“Estamos diante de um modelo que prioriza a jogatina em detrimento de medidas que visam controlar o vício principalmente dos cidadãos mais vulneráveis”, alerta o presidente do Conselho Regional de Administração do Rio de Janeiro (CRA-RJ), administrador Wagner Siqueira, em entrevista que analisa as polêmicas envolvendo a regulamentação dos jogos de apostas on-line.

 

O presidente do CRA-RJ ainda destaca o perigo da expansão descontrolada do setor de apostas no Brasil, a partir da regulamentação iniciada no governo Temer e que continua, até hoje, sem um debate público profundo ou mesmo com a ausência de políticas preventivas adequadas.

 

– O que precisa ser mais bem discutido em relação à Lei 14.790 de 2024, do governo Lula?

WS – Essa lei consolidou um sistema de tributação que permite às empresas ficarem com até 88% do faturamento bruto de apostas, destinando apenas 12% para áreas sociais como saúde e educação.

 

– Esse percentual para a área social deveria ser maior?

WS – Sim. Essa baixa contrapartida social num setor que movimenta bilhões de reais, deixa claro que estamos diante de um modelo que prioriza a jogatina em detrimento de medida que visam controlar o vício principalmente dos cidadãos mais vulneráveis.

 

– O Brasil seguiu o modelo de países com mais tradição em apostas, como a Inglaterra?

WS – A comparação com o Reino Unido deixa muito claro como o Brasil está falhando na regulamentação das apostas. Lá existem limites claros para o endividamento dos apostadores e garantias reais de que as empresas cumpram suas obrigações sociais. Aqui, o mercado cresceu sem mecanismos de controle eficazes. Temos mais de 250 empresas que permitem apostas em eventos triviais, o que reflete o descontrole no setor.

 

– O governo está fazendo alguma coisa para controlar o setor de apostas?
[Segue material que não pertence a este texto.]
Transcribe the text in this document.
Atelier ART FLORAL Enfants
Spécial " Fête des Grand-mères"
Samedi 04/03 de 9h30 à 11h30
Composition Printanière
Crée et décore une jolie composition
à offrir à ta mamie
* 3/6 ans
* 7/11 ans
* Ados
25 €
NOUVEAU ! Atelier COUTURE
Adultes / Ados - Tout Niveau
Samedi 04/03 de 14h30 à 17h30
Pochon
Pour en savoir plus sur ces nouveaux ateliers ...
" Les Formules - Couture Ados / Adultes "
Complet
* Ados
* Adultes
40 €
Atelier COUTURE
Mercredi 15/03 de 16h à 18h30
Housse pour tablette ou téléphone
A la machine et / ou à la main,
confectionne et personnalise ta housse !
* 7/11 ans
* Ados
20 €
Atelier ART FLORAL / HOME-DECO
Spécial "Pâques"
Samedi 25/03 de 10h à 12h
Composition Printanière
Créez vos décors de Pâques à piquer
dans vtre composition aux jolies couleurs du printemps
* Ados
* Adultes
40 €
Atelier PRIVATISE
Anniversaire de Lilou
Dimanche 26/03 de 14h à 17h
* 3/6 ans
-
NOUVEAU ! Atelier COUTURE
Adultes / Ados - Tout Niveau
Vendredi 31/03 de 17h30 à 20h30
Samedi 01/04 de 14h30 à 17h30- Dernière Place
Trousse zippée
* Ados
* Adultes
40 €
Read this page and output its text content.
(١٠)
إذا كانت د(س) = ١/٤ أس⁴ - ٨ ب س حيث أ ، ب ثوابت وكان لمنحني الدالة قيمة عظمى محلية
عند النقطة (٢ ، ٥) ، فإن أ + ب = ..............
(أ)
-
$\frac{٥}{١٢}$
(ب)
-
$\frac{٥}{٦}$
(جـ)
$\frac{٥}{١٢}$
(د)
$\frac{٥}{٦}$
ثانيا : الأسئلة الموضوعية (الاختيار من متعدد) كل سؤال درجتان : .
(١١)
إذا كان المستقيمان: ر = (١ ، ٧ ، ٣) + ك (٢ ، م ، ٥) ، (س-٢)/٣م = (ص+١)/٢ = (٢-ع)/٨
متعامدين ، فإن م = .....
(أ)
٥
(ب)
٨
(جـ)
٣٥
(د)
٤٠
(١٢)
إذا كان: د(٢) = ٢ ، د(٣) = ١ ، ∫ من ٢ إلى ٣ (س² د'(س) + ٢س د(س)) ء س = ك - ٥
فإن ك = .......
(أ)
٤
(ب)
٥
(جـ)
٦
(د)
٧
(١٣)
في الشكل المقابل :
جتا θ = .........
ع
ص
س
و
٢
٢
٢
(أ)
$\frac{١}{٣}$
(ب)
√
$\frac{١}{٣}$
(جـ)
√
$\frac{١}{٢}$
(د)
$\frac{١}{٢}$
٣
WS – Muito pouco. A solução de oferecer tratamento psicológico para viciados em apostas é insuficiente. Não podemos apenas abordar o sintoma e deixar de lado as causas estruturais que favorecem o crescimento desenfreado da atividade no país.

 

– Como deveria ser encaminhada a discussão para chegarem a uma solução satisfatória?

WS – No Brasil, esse debate sempre girou em torno de bingos e cassinos, impedidos de atuar por desconfianças relacionadas com lavagem de dinheiro, entre outros motivos. Mas as apostas on-line, que deveriam ser reguladas com muito cuidado, foram aprovadas sem o menor rigor por parte das autoridades.

 

– Está correta a tributação sobre a apostas no Brasil?

WS – É inadequada. A alíquota de 15% na tributação para os apostadores é insuficiente para garantir uma redistribuição justa dos recursos. E ainda deveria existir um controle feito por auditorias independentes.

 

– O Sr. defende, então, uma revisão na lei que regulamenta as bets no Brasil?

WS – O modelo aprovado favorece a expansão das bets sem levar em conta os aspectos sociais e econômicos, principalmente em relação às consequências que podem atingir a famílias mais vulneráveis. E se não forem implementadas regras mais duras e auditorias rigorosas, o impacto social será devastador.